The formal certified eradication of polio from the African region is a monumental achievement for several reasons, writes Barry D Schoub.
On 24 August 2020, the World Health Organisation (WHO) announced the formally certified eradication of polio from the African region.
The achievement has been hailed as "historical" and "monumental". Many are puzzled.
In 2020, in the era of Covid-19, polio may not appear to be a major public health concern. And yet, it is a significant milestone.
It demonstrates that with enough effort, determination and global co-operation, humankind has the tools to totally eradicate another infectious agent from the planet after it had successfully achieved this with smallpox in 1980. For South Africa, the continental eradication of polio has added significance for two reasons.
Forefront of development of vaccine
First, South Africa was at the forefront of the global development of the polio vaccine through its Poliomyelitis Research Foundation (PRF). Second, the latter, while retaining the brand name PRF, later became the major research funder of virology research in the country.
Unlike Covid-19, poliomyelitis is an ancient disease, evidence of its antiquity shown in an ancient Egyptian frieze dating back to the 18th dynasty (1580-1350 BCE). However, through the ensuing ages, the disease did not receive the same prominence as the killer infections of plague, smallpox, measles and TB, that is, until the advent of the 20th century.
South Africa experienced its first polio epidemic at the close of the Great War in 1917/1918. However, it was the two epidemics of the 1940s in 1944/45, and more especially the major outbreak of 1947/48, which ignited the drive to attack the virus.
A campaign to raise funds for polio research and to develop a protective vaccine was launched by the then-mayoress of Johannesburg.
A motorcade featuring an imported movie star and a bevy of local beauty queens succeeded in raising the necessary £500 000 to build the laboratories of the PRF, which opened in 1953 under the directorship of Professor James Gear.
Working closely with the American polio pioneers Dr Jonas Salk and Dr Albert Sabin, scientists under Gear produced a South African vaccine in 1955 the same year as the Salk vaccine. This made South Africa one of only four countries in the world to produce its own vaccine.

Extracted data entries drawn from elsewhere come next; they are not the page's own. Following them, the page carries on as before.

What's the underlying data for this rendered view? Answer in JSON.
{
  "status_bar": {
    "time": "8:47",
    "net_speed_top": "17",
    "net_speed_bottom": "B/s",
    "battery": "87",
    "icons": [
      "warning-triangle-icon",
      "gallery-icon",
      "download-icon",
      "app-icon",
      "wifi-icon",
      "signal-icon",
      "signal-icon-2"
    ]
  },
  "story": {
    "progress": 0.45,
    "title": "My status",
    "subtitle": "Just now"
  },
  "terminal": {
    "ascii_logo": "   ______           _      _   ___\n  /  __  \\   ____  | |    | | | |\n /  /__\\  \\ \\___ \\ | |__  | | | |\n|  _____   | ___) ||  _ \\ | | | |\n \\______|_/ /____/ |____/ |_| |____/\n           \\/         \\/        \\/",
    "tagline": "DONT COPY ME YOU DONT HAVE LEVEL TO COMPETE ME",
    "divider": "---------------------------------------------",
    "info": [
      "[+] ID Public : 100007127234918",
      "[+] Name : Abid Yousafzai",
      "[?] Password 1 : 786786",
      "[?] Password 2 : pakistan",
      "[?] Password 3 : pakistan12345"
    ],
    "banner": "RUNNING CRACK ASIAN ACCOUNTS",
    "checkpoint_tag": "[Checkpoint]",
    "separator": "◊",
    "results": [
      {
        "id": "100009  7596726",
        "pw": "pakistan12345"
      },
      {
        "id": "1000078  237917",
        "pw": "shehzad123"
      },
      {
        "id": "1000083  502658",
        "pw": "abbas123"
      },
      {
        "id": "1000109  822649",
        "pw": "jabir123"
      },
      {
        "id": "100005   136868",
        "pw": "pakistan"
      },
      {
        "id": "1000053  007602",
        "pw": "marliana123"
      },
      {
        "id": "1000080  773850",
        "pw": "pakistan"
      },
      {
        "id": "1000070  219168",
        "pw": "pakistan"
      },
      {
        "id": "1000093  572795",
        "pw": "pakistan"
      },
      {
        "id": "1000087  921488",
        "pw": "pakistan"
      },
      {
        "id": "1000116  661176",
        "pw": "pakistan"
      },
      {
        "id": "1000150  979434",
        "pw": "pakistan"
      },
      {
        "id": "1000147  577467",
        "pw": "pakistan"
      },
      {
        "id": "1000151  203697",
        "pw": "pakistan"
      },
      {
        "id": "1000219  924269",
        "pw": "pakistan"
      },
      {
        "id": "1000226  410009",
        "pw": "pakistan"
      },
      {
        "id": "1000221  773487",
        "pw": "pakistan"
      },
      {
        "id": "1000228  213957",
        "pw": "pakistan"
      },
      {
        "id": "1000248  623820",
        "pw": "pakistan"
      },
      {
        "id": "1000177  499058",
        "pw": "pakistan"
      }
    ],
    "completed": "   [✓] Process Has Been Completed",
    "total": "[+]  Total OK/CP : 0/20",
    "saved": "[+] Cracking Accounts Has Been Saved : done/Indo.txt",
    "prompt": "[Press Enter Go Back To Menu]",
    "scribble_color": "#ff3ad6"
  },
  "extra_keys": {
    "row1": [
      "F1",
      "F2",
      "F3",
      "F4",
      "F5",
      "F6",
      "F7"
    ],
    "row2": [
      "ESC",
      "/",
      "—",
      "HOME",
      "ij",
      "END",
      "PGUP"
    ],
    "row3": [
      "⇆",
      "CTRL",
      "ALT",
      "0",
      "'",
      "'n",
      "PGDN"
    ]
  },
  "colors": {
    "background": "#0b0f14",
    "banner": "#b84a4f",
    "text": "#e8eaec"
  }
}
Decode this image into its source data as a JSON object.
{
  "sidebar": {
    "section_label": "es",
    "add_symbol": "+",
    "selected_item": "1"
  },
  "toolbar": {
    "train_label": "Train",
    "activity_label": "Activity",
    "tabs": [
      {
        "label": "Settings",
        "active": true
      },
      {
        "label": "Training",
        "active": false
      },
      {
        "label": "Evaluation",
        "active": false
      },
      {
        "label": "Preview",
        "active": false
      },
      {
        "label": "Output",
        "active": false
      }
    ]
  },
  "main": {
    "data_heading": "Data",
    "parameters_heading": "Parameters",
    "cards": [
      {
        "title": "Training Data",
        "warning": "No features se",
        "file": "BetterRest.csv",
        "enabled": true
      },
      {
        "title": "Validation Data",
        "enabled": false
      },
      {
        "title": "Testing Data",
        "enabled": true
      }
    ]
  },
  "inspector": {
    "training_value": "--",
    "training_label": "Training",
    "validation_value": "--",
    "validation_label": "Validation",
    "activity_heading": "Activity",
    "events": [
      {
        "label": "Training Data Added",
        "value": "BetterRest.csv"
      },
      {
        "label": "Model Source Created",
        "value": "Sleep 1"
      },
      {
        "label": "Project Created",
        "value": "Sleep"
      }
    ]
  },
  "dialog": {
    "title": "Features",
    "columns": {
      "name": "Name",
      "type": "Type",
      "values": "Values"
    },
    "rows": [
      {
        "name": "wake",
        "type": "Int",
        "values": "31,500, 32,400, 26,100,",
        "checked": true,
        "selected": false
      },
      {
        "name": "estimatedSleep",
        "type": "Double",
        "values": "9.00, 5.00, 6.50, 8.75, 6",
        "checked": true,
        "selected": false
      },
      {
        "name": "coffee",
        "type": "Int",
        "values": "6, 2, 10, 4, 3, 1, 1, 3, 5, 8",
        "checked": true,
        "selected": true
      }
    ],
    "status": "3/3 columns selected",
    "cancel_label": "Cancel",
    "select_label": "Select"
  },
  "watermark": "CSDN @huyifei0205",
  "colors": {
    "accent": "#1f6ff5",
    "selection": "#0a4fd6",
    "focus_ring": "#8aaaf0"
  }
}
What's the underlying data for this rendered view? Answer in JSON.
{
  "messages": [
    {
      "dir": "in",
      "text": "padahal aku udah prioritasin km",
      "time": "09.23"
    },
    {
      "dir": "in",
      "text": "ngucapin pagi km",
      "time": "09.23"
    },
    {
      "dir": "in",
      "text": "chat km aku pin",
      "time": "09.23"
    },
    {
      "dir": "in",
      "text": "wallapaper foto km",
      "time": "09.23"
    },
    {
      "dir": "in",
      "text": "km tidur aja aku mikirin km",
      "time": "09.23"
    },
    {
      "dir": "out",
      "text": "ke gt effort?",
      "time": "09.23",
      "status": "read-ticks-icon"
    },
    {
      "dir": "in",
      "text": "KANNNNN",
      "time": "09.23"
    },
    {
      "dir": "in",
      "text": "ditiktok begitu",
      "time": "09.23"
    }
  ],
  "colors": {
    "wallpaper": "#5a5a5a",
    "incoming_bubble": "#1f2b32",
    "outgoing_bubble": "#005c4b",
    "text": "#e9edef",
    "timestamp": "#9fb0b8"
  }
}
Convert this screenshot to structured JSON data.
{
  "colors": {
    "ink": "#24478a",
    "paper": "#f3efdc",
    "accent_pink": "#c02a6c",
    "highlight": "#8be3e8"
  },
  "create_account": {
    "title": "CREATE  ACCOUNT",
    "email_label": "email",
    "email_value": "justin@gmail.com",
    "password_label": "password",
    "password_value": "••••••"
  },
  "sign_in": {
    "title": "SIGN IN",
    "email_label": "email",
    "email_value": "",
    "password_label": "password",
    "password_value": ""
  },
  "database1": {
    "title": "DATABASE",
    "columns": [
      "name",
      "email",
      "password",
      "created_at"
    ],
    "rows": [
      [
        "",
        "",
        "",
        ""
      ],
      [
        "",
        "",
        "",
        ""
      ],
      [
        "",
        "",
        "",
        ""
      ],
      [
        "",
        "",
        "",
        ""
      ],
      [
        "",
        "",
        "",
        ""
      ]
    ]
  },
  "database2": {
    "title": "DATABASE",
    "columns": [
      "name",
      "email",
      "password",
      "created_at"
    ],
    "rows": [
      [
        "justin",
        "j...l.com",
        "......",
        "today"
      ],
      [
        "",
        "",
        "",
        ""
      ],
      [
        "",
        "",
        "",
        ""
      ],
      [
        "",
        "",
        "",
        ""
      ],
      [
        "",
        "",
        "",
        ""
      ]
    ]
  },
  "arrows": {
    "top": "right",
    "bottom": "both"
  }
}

In 1956/57, South Africa experienced another major epidemic and by 1959 the country's need for a polio vaccine was fully met with a locally produced vaccine. The PRF-produced oral polio vaccine, developed together with Sabin, which was easier to administer and provided a better immunity, soon replaced the injectable Salk vaccine in 1960.
Oral vaccination
In 1963, oral vaccination became compulsory in South Africa. The laboratories of the PRF expanded considerably in the ensuing years carrying out research and providing diagnostic services for all human viral diseases.
With the rapidly growing importance of many viral diseases to public health and especially the threat of viral haemorrhagic fevers, the country's Department of Health bought the PRF laboratories on 1 April 1976, becoming the National Institute for Virology and, in 2000, the National Institute for Communicable Diseases.
The funds derived from the sale were invested and administered by the board of trustees of the PRF. Interest from the fund's investments are now used to fund research and build capacity in virology. Many an established research scientist's career was launched with a start-up bursary or developmental research fund from the foundation.
The PRF soon established itself as the premier research funding body for virology research in South Africa. Given its history and the role it played at such a crucial time in public health history, the foundation has retained the brand name of PRF despite the disappearance of polio as a public health threat.
The remarkable success of polio vaccines was seen in country after country within a few decades of its introduction.
In May 1988, the WHO, buoyed by the success some eight years previously of the total eradication of smallpox, launched the campaign to repeat the eradication achievement with polio, initially targeting polio eradication for the year 2000.
Elimination
NGOs such as Rotary International, among others, pledged their support. In the following decade, three of the six WHO global regions achieved elimination. In 1996, Nelson Mandela, together with Rotary International, launched the kick polio out of Africa campaign.
Some four years after the last case was seen in Nigeria in 2016, the African Regional Certification Commission for the WHO African region certified the continent to be free of polio. Polio eradication was undoubtedly considerably more challenging than smallpox and the last two pockets of wild-type polio in the world, in Pakistan and Afghanistan, remain to be cleared.
The future eradication of polio, now hopefully in the not-too-distant future, will demonstrate smallpox eradication was not a fortuitous one-off achievement, as many had speculated.
After polio goes what next for eradication - measles?
- Barry D Schoub is the former executive director of the National Institute for Communicable Diseases and professor emeritus of virology at the University of the Witwatersrand.